>> You will have to maintain a list of free pages somewhere (when
>> an in-memory page in the middle of the database changes and moves
>> because it needs more on-disk pages to be allocated, you'll have
>> "free" pages in the middle of the on-disk file.)
>
>  That the problem I'm facing right now. To store the page numbers, 
> no problem. I can just say : the 4k page must compress to 2k - 8bytes
> and I have room to store the possible exception page number without
> polluting anything..

Yes.

>  When a page is freed, however, it must be stored in a free list. 
> I try to figure out how to do while keeping in mind that these pages
> are in a shared memory pool that can be used by many process and many
> threads in a process. The fact that getting a page will only occur in
> less than 0.1% may be an excuse to agressively lock the free list...
> I keep searching/reading code.

There's also the issue of recovery -- you have to be able to
rebuild that free list without reading through the whole
database file (which may be terabytes in size).  So, there's
going to need to be a place where that freelist lives on disk.

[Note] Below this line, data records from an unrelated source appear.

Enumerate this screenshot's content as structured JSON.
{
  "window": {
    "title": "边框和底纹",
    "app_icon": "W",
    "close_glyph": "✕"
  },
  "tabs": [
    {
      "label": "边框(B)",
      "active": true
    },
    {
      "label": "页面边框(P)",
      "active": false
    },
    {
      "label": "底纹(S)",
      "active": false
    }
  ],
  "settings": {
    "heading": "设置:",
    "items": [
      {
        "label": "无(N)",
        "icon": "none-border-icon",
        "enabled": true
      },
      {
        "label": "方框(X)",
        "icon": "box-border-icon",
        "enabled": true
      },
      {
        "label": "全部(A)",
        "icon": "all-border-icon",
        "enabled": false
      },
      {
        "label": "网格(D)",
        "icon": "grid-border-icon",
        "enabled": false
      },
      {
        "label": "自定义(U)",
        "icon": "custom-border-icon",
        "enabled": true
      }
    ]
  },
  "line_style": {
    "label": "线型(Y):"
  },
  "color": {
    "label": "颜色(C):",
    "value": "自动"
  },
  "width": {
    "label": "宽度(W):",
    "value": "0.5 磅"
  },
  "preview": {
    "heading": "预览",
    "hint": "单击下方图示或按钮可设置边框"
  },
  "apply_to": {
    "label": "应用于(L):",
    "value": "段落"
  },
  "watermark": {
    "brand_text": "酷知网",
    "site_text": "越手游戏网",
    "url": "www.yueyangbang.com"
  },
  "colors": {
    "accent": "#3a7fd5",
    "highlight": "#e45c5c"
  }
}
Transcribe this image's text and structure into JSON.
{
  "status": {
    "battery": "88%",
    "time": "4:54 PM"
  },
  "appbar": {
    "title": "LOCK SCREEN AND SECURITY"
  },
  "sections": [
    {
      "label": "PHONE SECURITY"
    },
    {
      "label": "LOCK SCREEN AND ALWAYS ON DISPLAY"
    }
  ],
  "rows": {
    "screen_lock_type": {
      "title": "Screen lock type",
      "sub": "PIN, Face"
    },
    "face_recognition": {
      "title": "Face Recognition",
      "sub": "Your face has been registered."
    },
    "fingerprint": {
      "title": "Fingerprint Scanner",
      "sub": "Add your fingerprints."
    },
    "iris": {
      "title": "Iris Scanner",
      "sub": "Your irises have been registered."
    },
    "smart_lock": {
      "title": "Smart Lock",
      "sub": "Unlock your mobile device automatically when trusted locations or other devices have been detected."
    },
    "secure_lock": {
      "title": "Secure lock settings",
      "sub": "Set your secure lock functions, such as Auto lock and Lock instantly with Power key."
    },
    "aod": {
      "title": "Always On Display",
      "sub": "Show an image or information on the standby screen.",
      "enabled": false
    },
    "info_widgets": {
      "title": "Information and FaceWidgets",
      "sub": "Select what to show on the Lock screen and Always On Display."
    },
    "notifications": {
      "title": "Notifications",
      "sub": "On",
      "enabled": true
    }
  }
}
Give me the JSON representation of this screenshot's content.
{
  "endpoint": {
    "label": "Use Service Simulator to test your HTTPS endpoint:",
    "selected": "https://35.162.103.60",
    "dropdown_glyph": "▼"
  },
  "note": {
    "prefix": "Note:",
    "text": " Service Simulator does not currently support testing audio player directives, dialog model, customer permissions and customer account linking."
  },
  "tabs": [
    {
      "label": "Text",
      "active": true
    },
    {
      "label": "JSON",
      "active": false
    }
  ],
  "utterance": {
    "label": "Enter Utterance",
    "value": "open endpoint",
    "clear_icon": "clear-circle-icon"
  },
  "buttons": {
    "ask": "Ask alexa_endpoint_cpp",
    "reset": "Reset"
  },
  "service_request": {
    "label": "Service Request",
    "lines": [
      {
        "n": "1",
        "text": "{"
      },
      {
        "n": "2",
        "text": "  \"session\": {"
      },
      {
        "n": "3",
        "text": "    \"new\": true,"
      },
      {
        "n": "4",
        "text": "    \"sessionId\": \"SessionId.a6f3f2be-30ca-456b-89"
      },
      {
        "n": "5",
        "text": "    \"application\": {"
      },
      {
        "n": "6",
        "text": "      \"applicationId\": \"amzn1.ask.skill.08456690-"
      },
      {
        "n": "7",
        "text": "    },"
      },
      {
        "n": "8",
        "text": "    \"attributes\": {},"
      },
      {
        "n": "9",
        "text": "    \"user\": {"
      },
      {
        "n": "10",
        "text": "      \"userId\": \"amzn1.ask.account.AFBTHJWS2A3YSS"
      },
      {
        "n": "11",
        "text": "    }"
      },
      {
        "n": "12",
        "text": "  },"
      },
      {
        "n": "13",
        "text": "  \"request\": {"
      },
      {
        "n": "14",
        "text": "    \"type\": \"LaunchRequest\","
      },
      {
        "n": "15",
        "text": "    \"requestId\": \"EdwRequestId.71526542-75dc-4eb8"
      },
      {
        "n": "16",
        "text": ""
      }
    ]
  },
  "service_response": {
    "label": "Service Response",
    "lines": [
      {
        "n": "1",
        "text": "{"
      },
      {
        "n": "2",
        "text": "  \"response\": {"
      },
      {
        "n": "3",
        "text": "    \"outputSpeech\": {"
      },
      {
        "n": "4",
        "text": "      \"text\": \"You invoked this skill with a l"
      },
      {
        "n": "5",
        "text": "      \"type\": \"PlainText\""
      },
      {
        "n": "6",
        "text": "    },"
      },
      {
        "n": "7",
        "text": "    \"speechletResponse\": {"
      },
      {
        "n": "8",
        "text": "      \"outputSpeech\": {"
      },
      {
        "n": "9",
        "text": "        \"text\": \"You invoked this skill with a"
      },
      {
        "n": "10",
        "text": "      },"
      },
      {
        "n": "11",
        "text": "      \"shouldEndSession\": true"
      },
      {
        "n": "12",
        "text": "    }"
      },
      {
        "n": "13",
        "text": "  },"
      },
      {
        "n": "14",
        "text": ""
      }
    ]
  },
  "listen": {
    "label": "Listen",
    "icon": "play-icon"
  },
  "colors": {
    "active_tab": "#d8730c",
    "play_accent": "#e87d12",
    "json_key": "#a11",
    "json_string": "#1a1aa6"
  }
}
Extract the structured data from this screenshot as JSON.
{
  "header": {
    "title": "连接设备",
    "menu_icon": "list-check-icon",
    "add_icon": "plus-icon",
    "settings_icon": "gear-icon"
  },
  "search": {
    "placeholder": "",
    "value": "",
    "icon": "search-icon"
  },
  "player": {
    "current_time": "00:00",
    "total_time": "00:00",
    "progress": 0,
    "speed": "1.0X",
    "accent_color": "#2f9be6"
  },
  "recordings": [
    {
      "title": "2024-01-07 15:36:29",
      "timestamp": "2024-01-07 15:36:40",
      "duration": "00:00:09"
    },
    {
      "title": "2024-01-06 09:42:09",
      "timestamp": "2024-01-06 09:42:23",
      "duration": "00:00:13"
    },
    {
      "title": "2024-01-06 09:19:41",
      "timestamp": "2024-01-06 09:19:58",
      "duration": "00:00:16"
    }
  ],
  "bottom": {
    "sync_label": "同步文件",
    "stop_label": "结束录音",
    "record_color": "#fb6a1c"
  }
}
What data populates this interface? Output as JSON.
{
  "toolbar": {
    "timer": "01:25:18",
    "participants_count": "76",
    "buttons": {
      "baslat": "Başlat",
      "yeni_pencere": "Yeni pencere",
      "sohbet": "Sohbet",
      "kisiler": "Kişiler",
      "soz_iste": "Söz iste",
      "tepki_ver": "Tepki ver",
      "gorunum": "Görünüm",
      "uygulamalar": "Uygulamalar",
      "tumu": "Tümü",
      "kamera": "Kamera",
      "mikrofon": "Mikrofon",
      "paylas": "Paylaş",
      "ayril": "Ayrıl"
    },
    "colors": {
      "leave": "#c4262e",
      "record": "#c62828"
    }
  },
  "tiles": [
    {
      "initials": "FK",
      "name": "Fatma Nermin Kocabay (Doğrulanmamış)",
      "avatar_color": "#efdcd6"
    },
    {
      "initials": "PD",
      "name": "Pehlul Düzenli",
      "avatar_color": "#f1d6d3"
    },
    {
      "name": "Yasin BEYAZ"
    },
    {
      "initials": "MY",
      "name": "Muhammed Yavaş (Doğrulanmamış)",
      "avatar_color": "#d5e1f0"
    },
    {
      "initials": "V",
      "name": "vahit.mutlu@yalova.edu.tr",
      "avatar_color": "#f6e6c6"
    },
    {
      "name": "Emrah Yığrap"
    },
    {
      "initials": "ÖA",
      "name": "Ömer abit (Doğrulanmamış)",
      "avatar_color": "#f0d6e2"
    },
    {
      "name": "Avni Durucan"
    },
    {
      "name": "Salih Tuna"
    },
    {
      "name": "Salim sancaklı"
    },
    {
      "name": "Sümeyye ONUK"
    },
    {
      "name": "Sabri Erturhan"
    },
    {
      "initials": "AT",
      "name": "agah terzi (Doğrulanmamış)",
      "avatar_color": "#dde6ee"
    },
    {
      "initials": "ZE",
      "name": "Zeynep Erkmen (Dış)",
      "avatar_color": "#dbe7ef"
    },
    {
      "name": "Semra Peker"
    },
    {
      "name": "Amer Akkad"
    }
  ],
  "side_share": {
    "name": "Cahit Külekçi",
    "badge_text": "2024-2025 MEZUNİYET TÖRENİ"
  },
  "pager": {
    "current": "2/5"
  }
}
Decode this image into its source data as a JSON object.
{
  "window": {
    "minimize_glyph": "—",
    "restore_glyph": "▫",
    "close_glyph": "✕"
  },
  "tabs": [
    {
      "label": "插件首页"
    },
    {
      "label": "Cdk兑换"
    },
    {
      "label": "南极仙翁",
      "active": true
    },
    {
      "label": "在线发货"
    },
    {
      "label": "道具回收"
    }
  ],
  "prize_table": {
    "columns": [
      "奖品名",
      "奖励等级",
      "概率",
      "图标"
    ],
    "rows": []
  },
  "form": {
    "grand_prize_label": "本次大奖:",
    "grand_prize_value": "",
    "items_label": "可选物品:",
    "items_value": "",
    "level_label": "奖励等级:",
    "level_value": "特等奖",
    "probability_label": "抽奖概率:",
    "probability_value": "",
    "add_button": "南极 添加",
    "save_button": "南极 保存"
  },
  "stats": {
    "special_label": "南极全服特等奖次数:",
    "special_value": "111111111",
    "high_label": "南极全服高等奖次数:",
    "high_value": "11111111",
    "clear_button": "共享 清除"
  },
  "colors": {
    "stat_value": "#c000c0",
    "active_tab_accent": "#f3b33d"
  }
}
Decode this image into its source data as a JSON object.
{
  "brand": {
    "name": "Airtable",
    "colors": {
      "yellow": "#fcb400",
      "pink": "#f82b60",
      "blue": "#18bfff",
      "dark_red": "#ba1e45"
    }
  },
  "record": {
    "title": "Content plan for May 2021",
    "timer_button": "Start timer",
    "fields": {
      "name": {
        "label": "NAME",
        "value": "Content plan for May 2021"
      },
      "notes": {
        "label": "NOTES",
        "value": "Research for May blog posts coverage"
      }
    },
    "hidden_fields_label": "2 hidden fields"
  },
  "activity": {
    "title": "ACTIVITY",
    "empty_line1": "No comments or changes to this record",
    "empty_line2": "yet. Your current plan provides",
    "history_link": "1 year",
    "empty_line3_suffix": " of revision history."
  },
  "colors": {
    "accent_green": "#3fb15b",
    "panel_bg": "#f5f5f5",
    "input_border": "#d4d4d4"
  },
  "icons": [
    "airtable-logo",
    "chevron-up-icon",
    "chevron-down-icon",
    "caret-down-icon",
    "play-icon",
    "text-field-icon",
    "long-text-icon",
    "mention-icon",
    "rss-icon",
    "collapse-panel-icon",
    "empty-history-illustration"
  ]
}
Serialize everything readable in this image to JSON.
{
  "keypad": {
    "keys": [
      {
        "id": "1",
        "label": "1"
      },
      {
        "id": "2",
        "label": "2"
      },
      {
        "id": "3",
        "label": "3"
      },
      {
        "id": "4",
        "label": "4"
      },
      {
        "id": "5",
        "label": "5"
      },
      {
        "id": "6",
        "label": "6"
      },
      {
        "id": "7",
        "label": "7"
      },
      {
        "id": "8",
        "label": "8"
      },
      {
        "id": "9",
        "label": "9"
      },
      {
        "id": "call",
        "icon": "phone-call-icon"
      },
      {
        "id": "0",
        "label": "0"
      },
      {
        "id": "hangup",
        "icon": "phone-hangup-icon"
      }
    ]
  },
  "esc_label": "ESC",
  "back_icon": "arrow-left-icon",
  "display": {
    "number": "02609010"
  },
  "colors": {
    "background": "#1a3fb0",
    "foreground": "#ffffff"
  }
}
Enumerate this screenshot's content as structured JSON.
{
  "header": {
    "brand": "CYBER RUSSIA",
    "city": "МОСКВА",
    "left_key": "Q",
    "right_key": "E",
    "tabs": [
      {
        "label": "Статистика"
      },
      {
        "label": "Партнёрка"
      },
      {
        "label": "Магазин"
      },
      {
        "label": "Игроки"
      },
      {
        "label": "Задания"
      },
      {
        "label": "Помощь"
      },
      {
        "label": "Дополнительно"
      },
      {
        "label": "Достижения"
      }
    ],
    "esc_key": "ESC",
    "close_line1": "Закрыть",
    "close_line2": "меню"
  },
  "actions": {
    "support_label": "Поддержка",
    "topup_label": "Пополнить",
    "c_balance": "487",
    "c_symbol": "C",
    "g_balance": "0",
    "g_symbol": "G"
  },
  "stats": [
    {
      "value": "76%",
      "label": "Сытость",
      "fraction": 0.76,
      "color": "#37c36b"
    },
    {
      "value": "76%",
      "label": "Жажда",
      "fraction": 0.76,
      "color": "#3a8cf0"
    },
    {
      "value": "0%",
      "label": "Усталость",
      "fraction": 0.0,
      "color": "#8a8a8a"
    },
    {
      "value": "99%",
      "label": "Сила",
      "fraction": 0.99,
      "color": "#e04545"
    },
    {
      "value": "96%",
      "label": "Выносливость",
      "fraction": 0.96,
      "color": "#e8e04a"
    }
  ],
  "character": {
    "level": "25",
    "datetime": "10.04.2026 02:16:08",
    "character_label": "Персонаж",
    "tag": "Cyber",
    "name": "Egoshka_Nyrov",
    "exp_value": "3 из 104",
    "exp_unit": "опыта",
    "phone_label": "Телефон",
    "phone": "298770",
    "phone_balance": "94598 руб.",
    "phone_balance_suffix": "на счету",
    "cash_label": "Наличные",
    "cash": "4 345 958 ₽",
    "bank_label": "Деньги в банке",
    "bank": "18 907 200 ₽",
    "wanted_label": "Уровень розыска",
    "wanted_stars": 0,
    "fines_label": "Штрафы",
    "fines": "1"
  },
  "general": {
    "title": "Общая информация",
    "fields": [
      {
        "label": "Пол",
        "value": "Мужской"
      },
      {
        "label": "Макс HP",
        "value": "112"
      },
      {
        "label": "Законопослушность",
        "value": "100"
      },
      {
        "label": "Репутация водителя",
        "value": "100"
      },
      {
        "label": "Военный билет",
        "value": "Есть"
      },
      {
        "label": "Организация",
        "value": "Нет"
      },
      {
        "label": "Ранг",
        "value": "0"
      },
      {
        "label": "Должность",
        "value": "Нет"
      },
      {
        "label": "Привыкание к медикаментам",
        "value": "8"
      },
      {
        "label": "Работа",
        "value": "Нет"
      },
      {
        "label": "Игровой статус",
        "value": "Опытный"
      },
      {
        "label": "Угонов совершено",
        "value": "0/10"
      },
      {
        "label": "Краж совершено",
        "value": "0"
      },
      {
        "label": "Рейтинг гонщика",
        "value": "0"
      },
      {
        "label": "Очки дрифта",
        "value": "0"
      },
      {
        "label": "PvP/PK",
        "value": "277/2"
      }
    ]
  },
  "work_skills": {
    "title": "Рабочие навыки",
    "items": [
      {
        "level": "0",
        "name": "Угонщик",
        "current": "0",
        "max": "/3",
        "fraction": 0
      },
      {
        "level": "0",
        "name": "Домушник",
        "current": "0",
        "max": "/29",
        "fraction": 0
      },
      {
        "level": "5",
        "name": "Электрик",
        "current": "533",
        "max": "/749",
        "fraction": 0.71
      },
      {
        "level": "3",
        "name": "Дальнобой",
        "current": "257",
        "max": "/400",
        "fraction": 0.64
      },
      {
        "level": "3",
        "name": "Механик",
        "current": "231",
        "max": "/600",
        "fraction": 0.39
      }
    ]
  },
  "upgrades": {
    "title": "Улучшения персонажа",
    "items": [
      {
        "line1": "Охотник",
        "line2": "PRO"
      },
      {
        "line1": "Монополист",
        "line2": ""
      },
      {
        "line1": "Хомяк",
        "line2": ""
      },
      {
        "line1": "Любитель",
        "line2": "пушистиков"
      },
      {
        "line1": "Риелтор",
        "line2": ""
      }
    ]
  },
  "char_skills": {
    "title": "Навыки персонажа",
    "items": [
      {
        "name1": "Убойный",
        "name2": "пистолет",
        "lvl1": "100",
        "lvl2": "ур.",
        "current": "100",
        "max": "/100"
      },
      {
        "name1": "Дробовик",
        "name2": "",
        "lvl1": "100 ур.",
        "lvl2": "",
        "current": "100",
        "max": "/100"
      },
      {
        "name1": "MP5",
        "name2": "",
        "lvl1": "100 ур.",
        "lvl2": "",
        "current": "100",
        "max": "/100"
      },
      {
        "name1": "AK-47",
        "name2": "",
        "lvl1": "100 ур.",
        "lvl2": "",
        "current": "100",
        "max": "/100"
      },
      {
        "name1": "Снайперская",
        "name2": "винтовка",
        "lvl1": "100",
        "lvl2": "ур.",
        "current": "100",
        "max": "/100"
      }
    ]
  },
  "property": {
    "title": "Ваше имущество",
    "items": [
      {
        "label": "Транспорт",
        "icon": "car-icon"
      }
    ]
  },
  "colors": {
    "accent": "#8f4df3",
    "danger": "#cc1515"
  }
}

>> Regardless, those numbers sound good.  What was the range of
>> compression?  How many compressed down to 1K?
>
>  I didn't check that.. wait ... here : 16106 out of 230073 are <=
> 1024, 153076 out of 230073 are <= 1500 (2 are < 256 bytes :-).

OK, so it looks like 50% is what we're going to get, but that's
7% that are under 1K, which may make it reasonable to use 1K
fragments (on-disk chunks) instead of 2K fragments.

Usage: how about if we call in-memory pages pages, and on-disk
pages fragments?  Saves on typing.  :-)

Probably want to size fragments as a percentage of the page
size,  either 25% or 50%.

>> We need to start thinking about recovery, too.  If the system
>> crashes when you've only written one on-disk page of a two
>> on-disk page pair, how do you do recovery to guarantee that no
>> data is ever lost?
>
>  Arg. Thanks about this one :-}

Right now, the mpool is blissfully ignorant of recovery issues,
it just has to write pages out.  If the mpool starts modifying
pages, then those pages have to be recoverable.  I *think* that
mpool won't have to care about the pages it compresses, all it
has to care about is the list of free pages.